Jacques - 3 juil. 2020 à 16:53
djivi38 Messages postés 48378 Date d'inscription dimanche 12 avril 2015 Statut Membre Dernière intervention 28 janvier 2023 - 3 juil. 2020 à 21:27
Bonjour,

Mon locataire ne paye plus son loyer depuis plus d'un an.
- Procédure en cours.
- Jugement renvoyé 2x à cause du virus.
- Prochain jugement en début de trève hivernale.

Etant à bout, et arrivant à 8 mois de l'échéance du bail de 3 ans, j'envisage de vendre l'appartement.
Après avoir verbalement fait part de mon intention au locataire débiteur, il me fait savoir qu'il est intéressé par l'achat (!)

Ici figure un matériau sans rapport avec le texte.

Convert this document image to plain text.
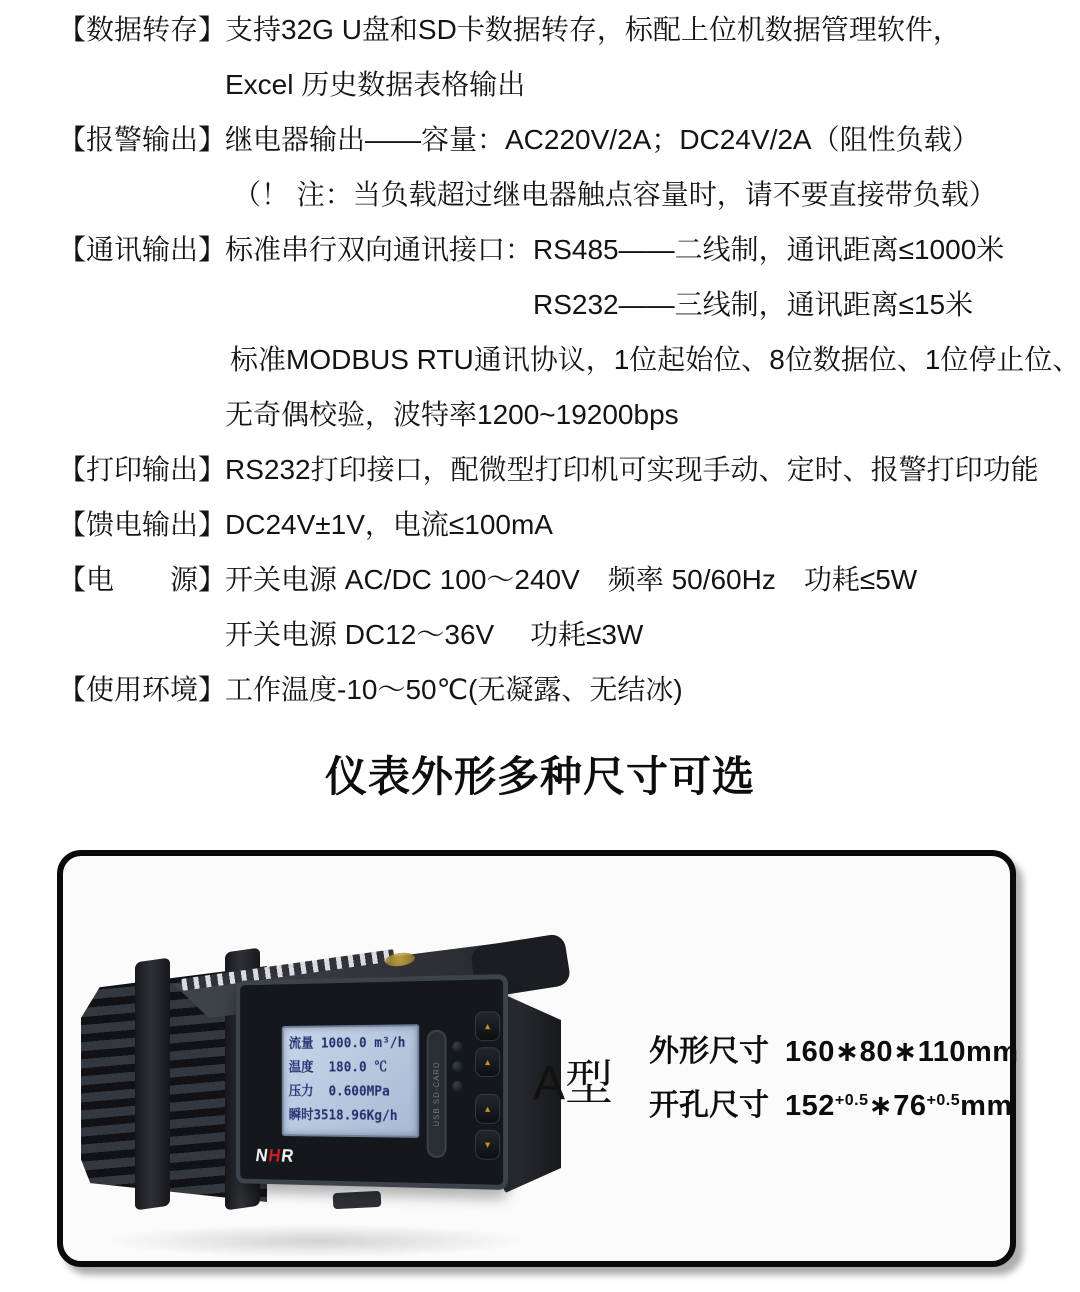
【数据转存】
支持32G U盘和SD卡数据转存，标配上位机数据管理软件，
Excel 历史数据表格输出
【报警输出】
继电器输出——容量：AC220V/2A；DC24V/2A（阻性负载）
（！ 注：当负载超过继电器触点容量时，请不要直接带负载）
【通讯输出】
标准串行双向通讯接口：RS485——二线制，通讯距离≤1000米
RS232——三线制，通讯距离≤15米
标准MODBUS RTU通讯协议，1位起始位、8位数据位、1位停止位、
无奇偶校验，波特率1200~19200bps
【打印输出】
RS232打印接口，配微型打印机可实现手动、定时、报警打印功能
【馈电输出】
DC24V±1V，电流≤100mA
【电　　源】
开关电源 AC/DC 100～240V　频率 50/60Hz　功耗≤5W
开关电源 DC12～36V　 功耗≤3W
【使用环境】
工作温度-10～50℃(无凝露、无结冰)
仪表外形多种尺寸可选
流量 1000.0 m³/h
温度  180.0 ℃
压力  0.600MPa
瞬时3518.96Kg/h	USB SD-CARD
▲
▲
▲
▼
NHR
A型
外形尺寸 160∗80∗110mm
开孔尺寸 $152^{+0.5}∗76^{+0.5}mm$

Mes questions avant d'envoyer un congé pour vente officiel :

1) au-delà du prix, le fait de ne pas avoir de dette vis à vis du vendeur (moi) est-il recevable comme une des conditions de vente exposées dans le congé pour vente?

2) Au bout de combien de temps y a-t-il prescription du droit de préemption? plus précisément, à partir de quand puis-je vendre à un prix inférieur SANS avoir à soumettre le nouveau prix au locataire: 6 mois? 2 ans? 5 ans? plus?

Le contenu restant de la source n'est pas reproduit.